Local and State News

April 24, 2014

Heritage Center’s Civil War concert canceled by severe weather threat, exhibits ongoing

ENID, Okla. — Saturday’s Civil War-era concert at the Cherokee Strip Regional Heritage Center has been canceled because of concerns about inclement weather.

The concert, which would have been outside, was to have featured three bands, each playing a different style of music.

The museum said earlier this week a fife and drum band was traveling from eastern Oklahoma, while a local brass band and the folk music group Prairie County Avengers also was scheduled to play.

“Their practice for the Civil War concert hasn’t gone to waste because we will play a lot of the same tunes for the town social, all of the quicksteps and marches,” said Education Director Cody Jolliff. “The Prairie County Avengers and the brass band will perform at the Frontier Festival Town Social (in Enid) on May 17.”

More information about the town social will soon be available.

Museum staff and volunteers spent Wednesday morning teaching a Civil War program to schoolchildren. Jolliff led a squad of kids from Edmond in a marching drill and taught them what each bugle call meant.

He knows about the bugle calls — and the bands will be able to replicate 150-year-old performances — because sheet music still exists.

“We have manuals from that time, from the time of the Civil War,” Jolliff said.

While on the battlefield and while performing maneuvers, drums and bugles would be a primary means of communication. Turn left. March. Retreat. Fire.

The museum programs in April wrapped up this week. They were a part of the Abraham Lincoln exhibit currently on display. “Lincoln: The Constitution and the Civil War” is a traveling exhibition for libraries and was organized by the National Constitution Center and the American LIbrary Association Public Programs Office.

The free exhibit is on display until May 16.

CSRHC has localized and expanded the exhibit to include other activities like lectures and family days.

“We try to use the exhibits to their fullest when we have them. So we design our own education programs around the traveling exhibits,” Jolliff said. “We bring them in and talk about the things Lincoln was faced with during the time of war, and we also talk about daily life during the Civil War — a soldiers’ life and what it was like for them.”

Jolliff dressed out Wednesday in authentic clothing that would have been worn by a Union soldier during the war. He showed the students the equipment that would have been used 150 years ago.
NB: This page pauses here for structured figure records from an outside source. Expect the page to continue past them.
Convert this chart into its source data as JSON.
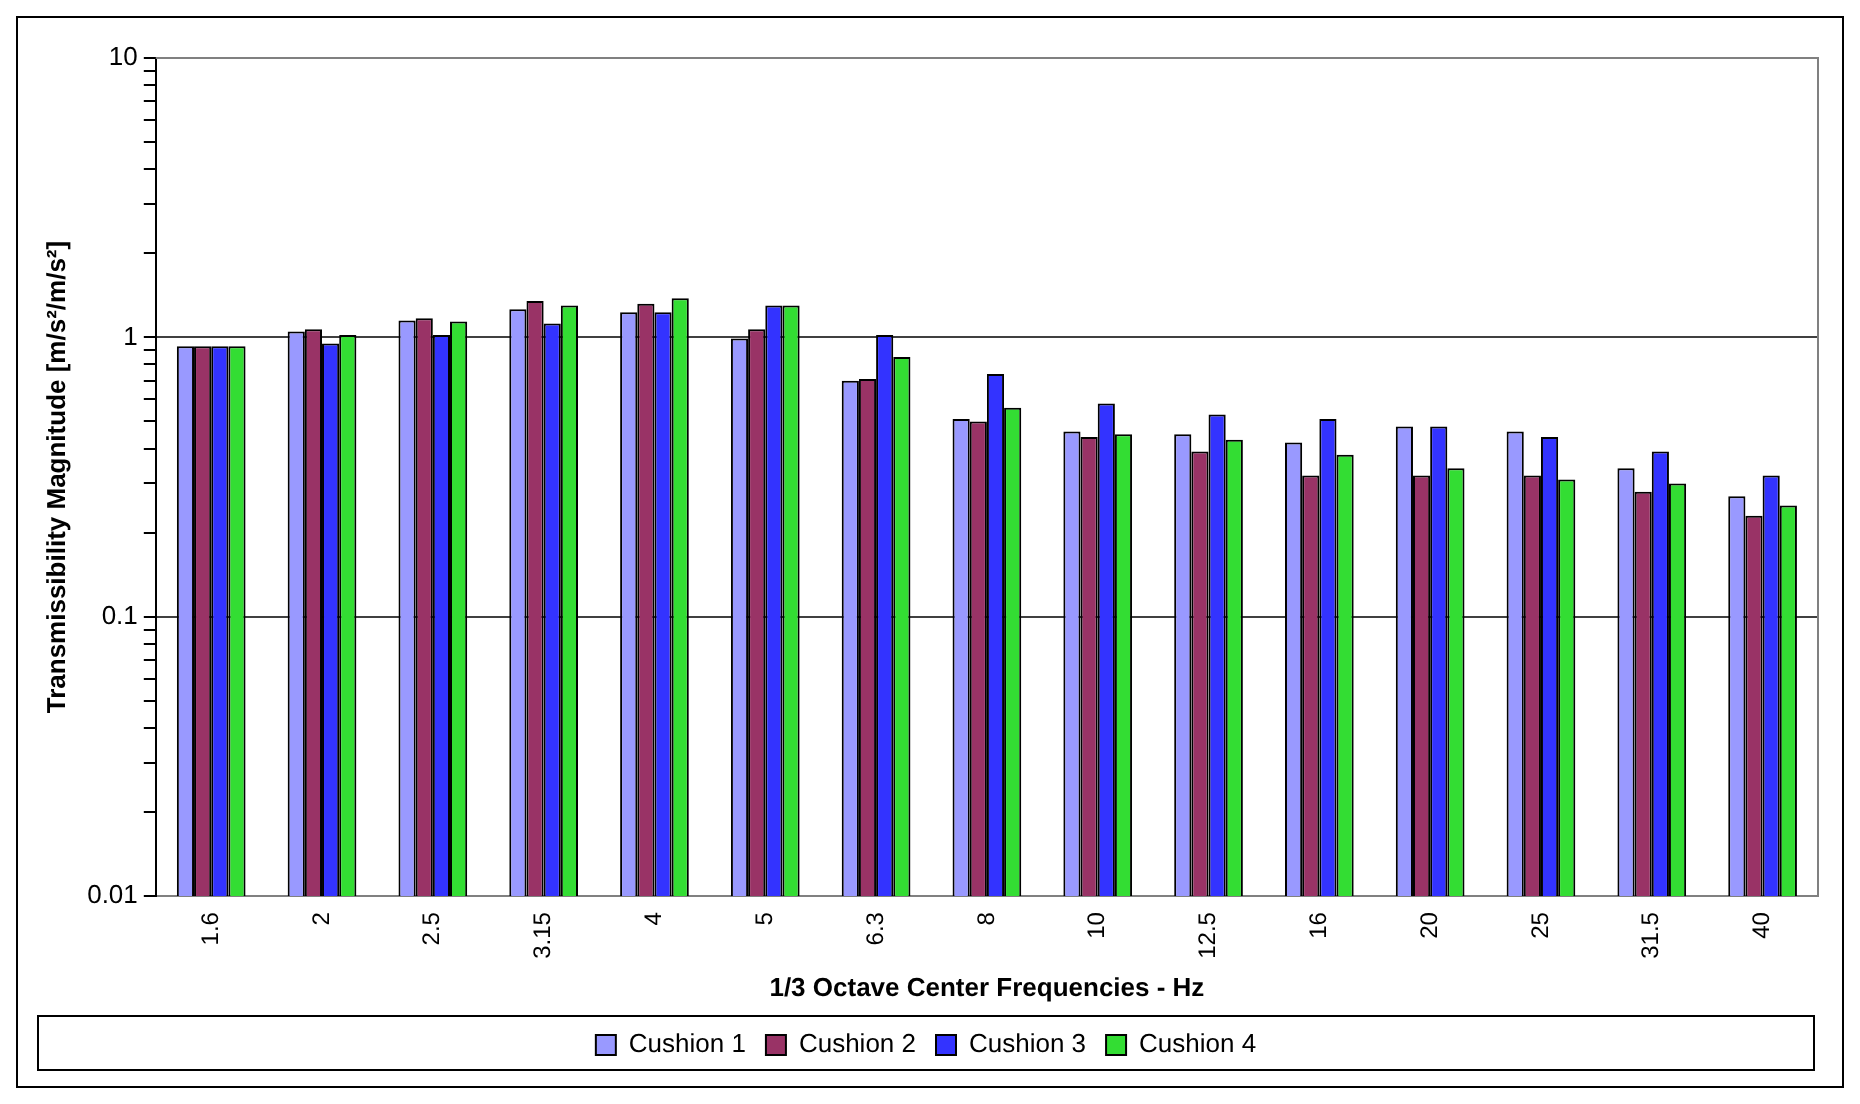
{
  "chart_data": {
    "type": "bar",
    "xlabel": "1/3 Octave Center Frequencies - Hz",
    "ylabel": "Transmissibility Magnitude [m/s²/m/s²]",
    "categories": [
      "1.6",
      "2",
      "2.5",
      "3.15",
      "4",
      "5",
      "6.3",
      "8",
      "10",
      "12.5",
      "16",
      "20",
      "25",
      "31.5",
      "40"
    ],
    "series": [
      {
        "name": "Cushion 1",
        "color": "#9999ff",
        "values": [
          0.93,
          1.05,
          1.15,
          1.26,
          1.23,
          0.99,
          0.7,
          0.51,
          0.46,
          0.45,
          0.42,
          0.48,
          0.46,
          0.34,
          0.27
        ]
      },
      {
        "name": "Cushion 2",
        "color": "#993366",
        "values": [
          0.93,
          1.07,
          1.17,
          1.35,
          1.32,
          1.07,
          0.71,
          0.5,
          0.44,
          0.39,
          0.32,
          0.32,
          0.32,
          0.28,
          0.23
        ]
      },
      {
        "name": "Cushion 3",
        "color": "#3333ff",
        "values": [
          0.93,
          0.95,
          1.02,
          1.12,
          1.23,
          1.3,
          1.02,
          0.74,
          0.58,
          0.53,
          0.51,
          0.48,
          0.44,
          0.39,
          0.32
        ]
      },
      {
        "name": "Cushion 4",
        "color": "#33dd33",
        "values": [
          0.93,
          1.02,
          1.14,
          1.3,
          1.38,
          1.3,
          0.85,
          0.56,
          0.45,
          0.43,
          0.38,
          0.34,
          0.31,
          0.3,
          0.25
        ]
      }
    ],
    "log": "y",
    "ylim": [
      0.01,
      10
    ],
    "yticks": [
      0.01,
      {
        "value": 0.02,
        "label": null
      },
      {
        "value": 0.03,
        "label": null
      },
      {
        "value": 0.04,
        "label": null
      },
      {
        "value": 0.05,
        "label": null
      },
      {
        "value": 0.06,
        "label": null
      },
      {
        "value": 0.07,
        "label": null
      },
      {
        "value": 0.08,
        "label": null
      },
      {
        "value": 0.09,
        "label": null
      },
      0.1,
      {
        "value": 0.2,
        "label": null
      },
      {
        "value": 0.3,
        "label": null
      },
      {
        "value": 0.4,
        "label": null
      },
      {
        "value": 0.5,
        "label": null
      },
      {
        "value": 0.6,
        "label": null
      },
      {
        "value": 0.7,
        "label": null
      },
      {
        "value": 0.8,
        "label": null
      },
      {
        "value": 0.9,
        "label": null
      },
      1,
      {
        "value": 2,
        "label": null
      },
      {
        "value": 3,
        "label": null
      },
      {
        "value": 4,
        "label": null
      },
      {
        "value": 5,
        "label": null
      },
      {
        "value": 6,
        "label": null
      },
      {
        "value": 7,
        "label": null
      },
      {
        "value": 8,
        "label": null
      },
      {
        "value": 9,
        "label": null
      },
      10
    ],
    "grid": "y",
    "legend": "bottom"
  }
}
“That way they can get a little glimpse of what life was like during the Civil War,” he said. “We try to somehow bring those elements to life.”
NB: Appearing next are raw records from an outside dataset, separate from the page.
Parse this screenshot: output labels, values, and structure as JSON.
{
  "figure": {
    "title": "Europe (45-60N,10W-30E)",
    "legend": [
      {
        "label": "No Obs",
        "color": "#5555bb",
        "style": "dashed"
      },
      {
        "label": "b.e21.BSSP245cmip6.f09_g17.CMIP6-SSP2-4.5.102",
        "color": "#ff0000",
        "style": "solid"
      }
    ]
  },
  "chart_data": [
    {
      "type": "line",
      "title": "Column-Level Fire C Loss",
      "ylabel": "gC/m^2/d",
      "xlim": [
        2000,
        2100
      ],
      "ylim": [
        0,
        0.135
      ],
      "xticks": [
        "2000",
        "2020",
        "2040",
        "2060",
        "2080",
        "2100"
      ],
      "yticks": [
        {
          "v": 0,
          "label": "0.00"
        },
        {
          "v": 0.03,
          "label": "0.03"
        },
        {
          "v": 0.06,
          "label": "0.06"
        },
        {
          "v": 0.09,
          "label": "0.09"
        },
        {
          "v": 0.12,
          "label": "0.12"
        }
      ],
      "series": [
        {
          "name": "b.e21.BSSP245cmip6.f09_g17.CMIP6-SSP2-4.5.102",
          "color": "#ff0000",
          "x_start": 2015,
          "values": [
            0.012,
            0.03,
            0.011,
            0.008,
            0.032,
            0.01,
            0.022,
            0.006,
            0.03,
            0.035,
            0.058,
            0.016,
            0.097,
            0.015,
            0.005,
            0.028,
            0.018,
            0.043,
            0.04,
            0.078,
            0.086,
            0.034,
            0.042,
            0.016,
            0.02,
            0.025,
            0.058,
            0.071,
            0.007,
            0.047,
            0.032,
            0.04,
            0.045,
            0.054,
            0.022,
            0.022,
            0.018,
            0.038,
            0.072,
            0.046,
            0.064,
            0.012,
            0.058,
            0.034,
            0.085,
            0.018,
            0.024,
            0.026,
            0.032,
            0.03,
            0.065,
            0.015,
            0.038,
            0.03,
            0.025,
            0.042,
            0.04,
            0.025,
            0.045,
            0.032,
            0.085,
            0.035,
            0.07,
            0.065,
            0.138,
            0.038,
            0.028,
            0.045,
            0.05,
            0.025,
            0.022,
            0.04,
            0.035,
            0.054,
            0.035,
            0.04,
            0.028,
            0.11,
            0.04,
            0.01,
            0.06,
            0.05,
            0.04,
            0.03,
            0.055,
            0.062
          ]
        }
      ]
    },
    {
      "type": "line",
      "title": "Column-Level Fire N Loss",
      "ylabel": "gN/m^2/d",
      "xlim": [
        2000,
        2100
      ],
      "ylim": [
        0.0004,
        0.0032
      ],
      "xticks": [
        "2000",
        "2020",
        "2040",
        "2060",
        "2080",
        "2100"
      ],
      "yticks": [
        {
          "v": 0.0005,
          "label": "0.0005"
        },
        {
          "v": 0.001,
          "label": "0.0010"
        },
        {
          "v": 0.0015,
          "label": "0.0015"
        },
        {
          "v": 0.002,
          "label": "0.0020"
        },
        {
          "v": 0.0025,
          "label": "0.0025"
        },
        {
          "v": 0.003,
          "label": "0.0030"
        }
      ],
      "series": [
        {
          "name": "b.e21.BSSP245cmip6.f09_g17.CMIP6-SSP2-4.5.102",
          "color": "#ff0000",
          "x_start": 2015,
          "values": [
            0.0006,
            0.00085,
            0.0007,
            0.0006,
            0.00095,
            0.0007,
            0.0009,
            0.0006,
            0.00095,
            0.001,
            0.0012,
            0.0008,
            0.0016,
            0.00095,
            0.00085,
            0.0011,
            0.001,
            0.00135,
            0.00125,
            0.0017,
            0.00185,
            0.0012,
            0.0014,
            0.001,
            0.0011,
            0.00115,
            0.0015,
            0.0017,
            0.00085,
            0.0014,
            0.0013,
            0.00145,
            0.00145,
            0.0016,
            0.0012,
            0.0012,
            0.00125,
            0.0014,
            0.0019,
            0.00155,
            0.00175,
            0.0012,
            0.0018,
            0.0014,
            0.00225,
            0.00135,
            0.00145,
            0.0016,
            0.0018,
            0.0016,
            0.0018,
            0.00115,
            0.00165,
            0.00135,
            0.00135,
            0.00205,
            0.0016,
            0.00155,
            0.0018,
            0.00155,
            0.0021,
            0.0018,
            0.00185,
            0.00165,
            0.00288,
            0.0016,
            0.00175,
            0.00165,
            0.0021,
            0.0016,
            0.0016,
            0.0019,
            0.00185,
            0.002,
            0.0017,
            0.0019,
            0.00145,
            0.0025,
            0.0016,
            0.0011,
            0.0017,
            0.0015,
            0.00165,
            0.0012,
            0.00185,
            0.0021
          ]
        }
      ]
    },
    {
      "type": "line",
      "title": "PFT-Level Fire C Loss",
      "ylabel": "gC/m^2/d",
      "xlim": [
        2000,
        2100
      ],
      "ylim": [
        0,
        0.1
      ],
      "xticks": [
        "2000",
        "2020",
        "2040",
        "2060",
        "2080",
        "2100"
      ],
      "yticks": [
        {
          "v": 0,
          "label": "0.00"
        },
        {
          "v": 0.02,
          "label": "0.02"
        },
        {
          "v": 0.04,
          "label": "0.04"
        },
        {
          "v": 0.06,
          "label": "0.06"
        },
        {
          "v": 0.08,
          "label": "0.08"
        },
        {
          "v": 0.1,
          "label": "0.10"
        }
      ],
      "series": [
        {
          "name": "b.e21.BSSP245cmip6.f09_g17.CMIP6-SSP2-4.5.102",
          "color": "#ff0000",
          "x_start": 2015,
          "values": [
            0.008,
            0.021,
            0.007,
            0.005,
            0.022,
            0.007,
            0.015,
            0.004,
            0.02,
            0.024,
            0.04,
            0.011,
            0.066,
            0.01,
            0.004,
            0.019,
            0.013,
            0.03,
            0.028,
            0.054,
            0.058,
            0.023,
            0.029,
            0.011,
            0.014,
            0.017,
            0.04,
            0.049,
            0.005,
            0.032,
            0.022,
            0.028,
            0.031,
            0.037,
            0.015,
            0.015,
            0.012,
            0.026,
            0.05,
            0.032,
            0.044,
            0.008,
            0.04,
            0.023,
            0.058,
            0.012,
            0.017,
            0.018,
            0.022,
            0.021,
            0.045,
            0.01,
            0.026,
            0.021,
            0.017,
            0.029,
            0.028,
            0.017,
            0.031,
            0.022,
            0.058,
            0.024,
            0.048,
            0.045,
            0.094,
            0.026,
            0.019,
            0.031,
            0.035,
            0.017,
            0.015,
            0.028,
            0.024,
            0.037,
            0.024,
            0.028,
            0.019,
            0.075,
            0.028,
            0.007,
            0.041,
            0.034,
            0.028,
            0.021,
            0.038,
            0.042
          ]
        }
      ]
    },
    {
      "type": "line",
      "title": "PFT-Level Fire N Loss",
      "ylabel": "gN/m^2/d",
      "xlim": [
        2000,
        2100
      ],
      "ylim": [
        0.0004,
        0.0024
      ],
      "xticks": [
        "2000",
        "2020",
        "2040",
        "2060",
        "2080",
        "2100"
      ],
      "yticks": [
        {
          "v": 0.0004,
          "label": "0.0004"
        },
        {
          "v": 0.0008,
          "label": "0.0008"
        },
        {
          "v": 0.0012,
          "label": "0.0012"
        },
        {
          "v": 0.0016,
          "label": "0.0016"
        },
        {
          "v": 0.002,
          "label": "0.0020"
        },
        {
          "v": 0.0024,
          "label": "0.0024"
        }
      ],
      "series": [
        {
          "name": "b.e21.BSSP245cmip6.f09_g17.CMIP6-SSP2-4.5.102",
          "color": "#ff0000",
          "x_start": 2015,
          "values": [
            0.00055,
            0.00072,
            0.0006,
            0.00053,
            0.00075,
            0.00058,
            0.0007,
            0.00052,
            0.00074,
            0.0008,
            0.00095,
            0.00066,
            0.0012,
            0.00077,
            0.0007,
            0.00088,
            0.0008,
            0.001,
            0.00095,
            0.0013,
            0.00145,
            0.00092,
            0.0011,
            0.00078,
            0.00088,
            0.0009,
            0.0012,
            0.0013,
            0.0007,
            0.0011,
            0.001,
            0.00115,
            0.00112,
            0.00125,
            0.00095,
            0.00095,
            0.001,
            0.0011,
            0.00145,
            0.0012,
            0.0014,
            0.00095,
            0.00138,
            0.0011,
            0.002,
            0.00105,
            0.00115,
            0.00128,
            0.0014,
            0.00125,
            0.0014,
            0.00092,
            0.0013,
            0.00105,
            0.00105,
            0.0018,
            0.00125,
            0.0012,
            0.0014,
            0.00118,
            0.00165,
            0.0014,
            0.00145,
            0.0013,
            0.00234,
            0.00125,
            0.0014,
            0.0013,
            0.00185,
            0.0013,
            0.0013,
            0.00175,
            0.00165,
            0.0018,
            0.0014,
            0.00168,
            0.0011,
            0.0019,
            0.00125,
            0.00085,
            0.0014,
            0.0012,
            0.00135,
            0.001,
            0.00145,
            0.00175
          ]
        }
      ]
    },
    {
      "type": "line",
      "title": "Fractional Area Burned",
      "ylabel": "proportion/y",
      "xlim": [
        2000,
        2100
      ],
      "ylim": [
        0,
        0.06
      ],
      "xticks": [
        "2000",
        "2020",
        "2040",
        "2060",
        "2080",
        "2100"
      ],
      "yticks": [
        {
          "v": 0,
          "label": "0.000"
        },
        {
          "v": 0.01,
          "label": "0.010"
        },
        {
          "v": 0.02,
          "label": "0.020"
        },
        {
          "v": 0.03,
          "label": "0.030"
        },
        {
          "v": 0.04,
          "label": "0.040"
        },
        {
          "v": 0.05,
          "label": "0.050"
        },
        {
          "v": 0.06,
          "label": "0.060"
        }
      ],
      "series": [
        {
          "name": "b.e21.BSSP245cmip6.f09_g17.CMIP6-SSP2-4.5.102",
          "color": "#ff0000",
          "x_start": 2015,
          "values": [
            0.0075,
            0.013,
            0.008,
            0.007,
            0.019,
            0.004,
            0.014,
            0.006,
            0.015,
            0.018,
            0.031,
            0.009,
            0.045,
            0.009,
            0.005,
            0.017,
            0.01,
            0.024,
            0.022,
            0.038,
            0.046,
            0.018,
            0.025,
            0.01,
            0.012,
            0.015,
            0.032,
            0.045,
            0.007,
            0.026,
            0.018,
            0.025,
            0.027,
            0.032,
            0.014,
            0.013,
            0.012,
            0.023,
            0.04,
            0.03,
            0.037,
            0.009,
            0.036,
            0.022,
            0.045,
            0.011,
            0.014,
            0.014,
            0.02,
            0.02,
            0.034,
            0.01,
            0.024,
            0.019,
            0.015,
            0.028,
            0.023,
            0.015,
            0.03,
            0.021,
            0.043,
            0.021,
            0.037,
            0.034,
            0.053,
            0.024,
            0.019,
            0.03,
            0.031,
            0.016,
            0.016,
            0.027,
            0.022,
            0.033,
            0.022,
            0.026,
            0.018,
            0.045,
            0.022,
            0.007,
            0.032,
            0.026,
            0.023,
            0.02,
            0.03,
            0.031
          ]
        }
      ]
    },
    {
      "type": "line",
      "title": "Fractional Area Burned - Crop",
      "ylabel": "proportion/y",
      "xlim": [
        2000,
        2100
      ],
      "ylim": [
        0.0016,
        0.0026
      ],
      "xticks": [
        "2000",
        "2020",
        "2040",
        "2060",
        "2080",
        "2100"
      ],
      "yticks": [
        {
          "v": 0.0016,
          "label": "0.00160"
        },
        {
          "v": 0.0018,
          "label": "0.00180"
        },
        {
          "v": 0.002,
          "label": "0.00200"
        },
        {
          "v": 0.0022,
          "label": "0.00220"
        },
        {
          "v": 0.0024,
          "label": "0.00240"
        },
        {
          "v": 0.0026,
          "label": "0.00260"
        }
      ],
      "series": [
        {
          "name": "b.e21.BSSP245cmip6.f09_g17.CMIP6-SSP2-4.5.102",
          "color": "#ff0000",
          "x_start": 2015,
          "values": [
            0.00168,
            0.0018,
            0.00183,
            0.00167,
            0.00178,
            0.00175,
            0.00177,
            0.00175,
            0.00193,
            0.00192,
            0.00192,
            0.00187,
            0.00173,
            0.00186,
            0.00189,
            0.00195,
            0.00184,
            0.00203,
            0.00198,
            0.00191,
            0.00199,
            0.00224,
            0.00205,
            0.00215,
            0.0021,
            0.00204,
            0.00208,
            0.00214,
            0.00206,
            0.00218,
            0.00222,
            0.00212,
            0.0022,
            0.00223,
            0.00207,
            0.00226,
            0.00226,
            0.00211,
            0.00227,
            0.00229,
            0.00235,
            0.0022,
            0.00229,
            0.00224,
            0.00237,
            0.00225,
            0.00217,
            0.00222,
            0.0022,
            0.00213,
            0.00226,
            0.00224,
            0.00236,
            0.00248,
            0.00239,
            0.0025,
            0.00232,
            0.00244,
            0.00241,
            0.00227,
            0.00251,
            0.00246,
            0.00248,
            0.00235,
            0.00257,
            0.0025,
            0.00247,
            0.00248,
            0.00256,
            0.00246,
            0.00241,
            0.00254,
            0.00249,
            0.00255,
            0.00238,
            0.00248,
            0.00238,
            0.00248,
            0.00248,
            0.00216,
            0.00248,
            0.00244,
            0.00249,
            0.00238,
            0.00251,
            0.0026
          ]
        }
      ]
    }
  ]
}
Jolliff said the Civil War is an exciting topic to discuss and teach because it was a seminal moment in American history. The war also separates historical discussions about the United States into two categories: Post-war and pre-war, also known as antebellum.

“Plus, many people who made the land run were Civil War veterans, or were alive during the Civil War,” Jolliff said.

The Civil War was over in 1865, fewer than 30 years before the Cherokee Outlet was thrown open to pioneers. If they weren’t direct participants, those who settled northwestern Oklahoma certainly experienced the upheaval of a civil war.

“In 1893, you have people who still remember it,” he said.